The second paper comes from Le Song's group at Georgia Tech:
Discriminative Embeddings of Latent Variable Models for Structured Data
Hanjun Dai, Bo Dai, Le Song
http://jmlr.org/proceedings/papers/v48/daib16.pdf
The problem they looked at is structural prediction where PGMs are a major class of models being used there. The original pipeline contains three steps: 1. learn the graphical model parameters with unsupervised learning, 2. extract feature using posterior inference on latent variables, and 3. learn a classifier on those features. But since classification performance is the main target here, the authors suggested chain the three steps together and directly minimise the classification loss. Furthermore since the inference step is the main bottle neck (imagine doing message passing on a big graph for every datapoint and every possible setting of graphical model parameters), they amortized the messages using recognition models, which also implicitly capture the graphical model parameters. To further reduce the dimensionality they used distribution embeddings by computing the messages on a feature map. All these things are learned by supervised learning and the results are pretty impressive.

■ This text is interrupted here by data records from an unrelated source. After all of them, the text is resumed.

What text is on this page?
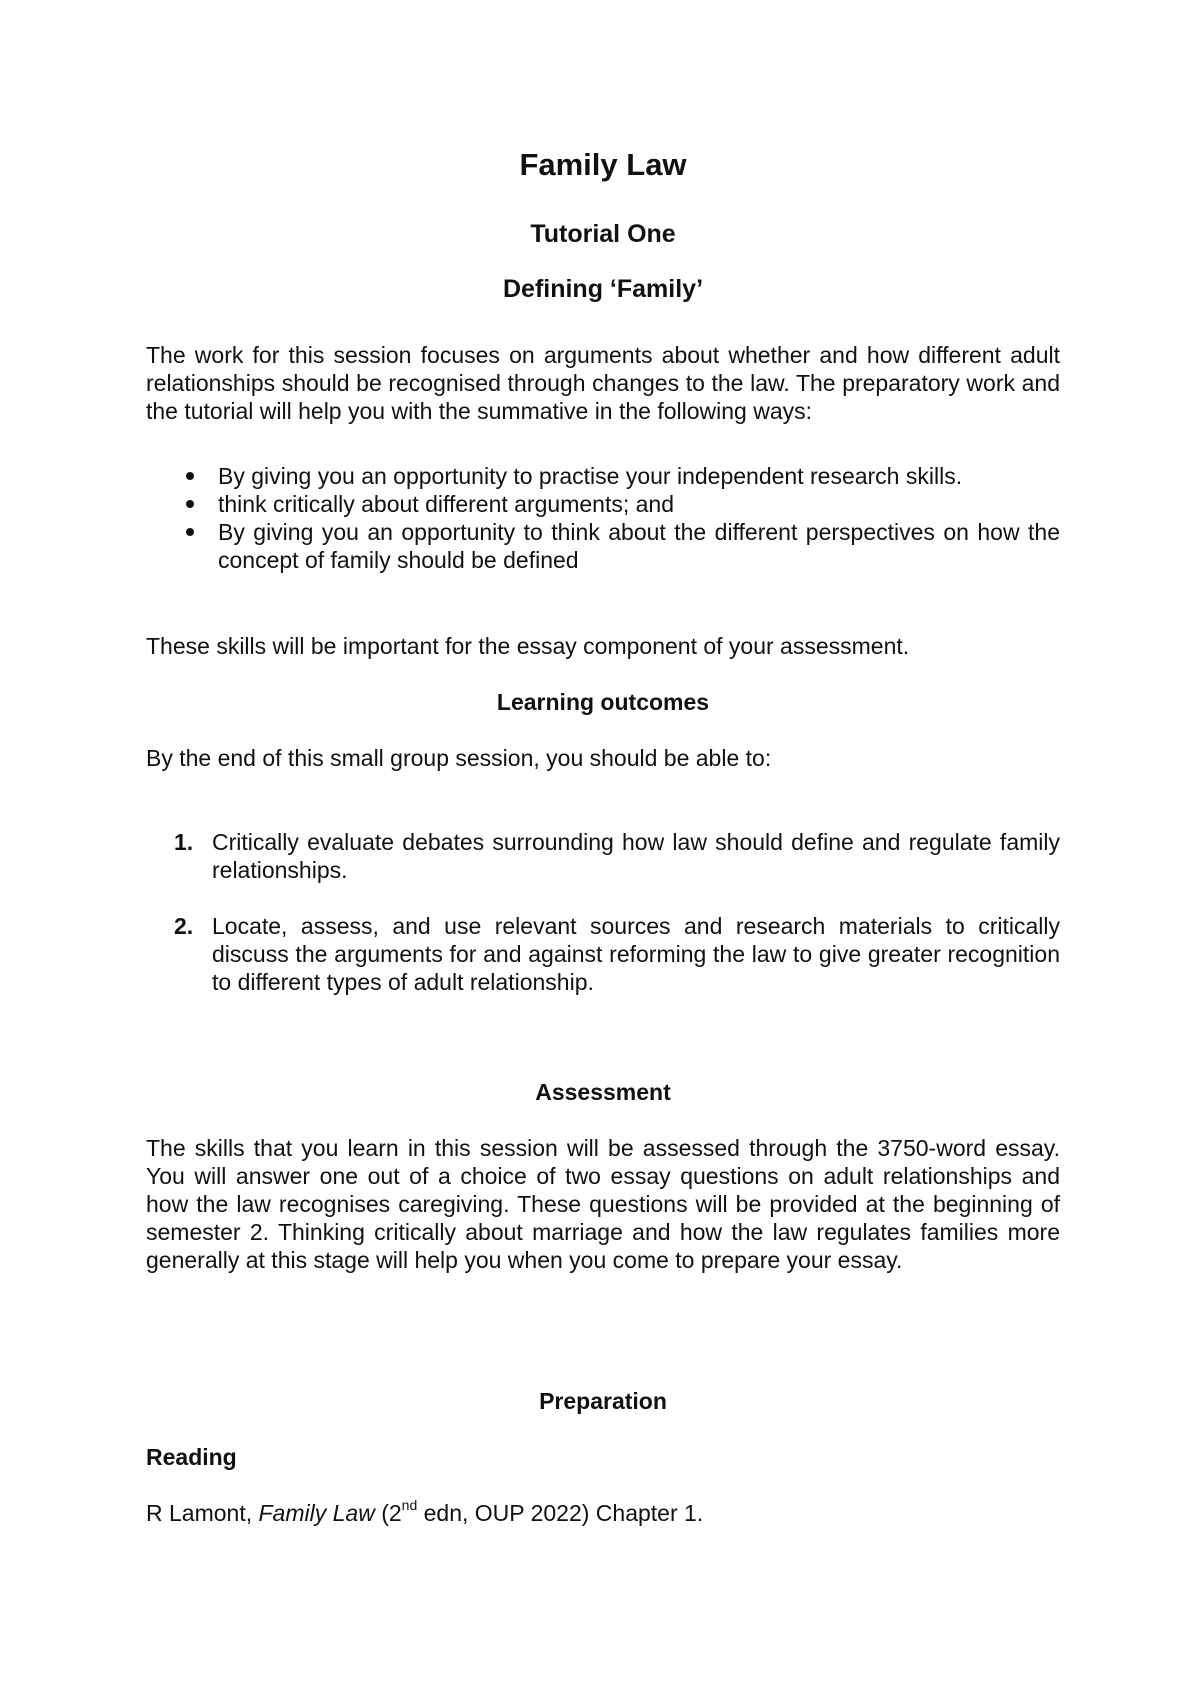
Family Law
Tutorial One
Defining ‘Family’
The work for this session focuses on arguments about whether and how different adult relationships should be recognised through changes to the law. The preparatory work and the tutorial will help you with the summative in the following ways:
By giving you an opportunity to practise your independent research skills.
think critically about different arguments; and
By giving you an opportunity to think about the different perspectives on how the concept of family should be defined
These skills will be important for the essay component of your assessment.
Learning outcomes
By the end of this small group session, you should be able to:
1. Critically evaluate debates surrounding how law should define and regulate family relationships.
2. Locate, assess, and use relevant sources and research materials to critically discuss the arguments for and against reforming the law to give greater recognition to different types of adult relationship.
Assessment
The skills that you learn in this session will be assessed through the 3750-word essay. You will answer one out of a choice of two essay questions on adult relationships and how the law recognises caregiving. These questions will be provided at the beginning of semester 2. Thinking critically about marriage and how the law regulates families more generally at this stage will help you when you come to prepare your essay.
Preparation
Reading
R Lamont, Family Law (2nd edn, OUP 2022) Chapter 1.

I have a mixed feeling of this paper. I like the idea of discriminative training and directly working on the messages, which are really the key ideas to make the algorithm scalable. Some might complain that it's unclear what's the PGM distribution it has learned from data, but I think loopy BP messages (at convergence) can provide accurate approximations to the marginals and you can also use a tree-like construction to roughly see what's going on with the joint. The main criticism comes from the convergence part for message passing. First BP has no convergence guarantees on loopy graphs. But more importantly the inference network approach actually puts constraints (i.e. share parameters) on the beliefs across datapoint, which is unlikely to return you the optimal answer for everyone. It's also true for VAEs that you won't get the optimal posterior approximation for every latent variables. But at least VAEs still provide a lower-bound on the marginal likelihood, while the Bethe free energy doesn't have this nice property. I guess it works fine in the models the authors have considered, but I could imagine possible failure for this method when extended to unsupervised learning for densely connected graphs.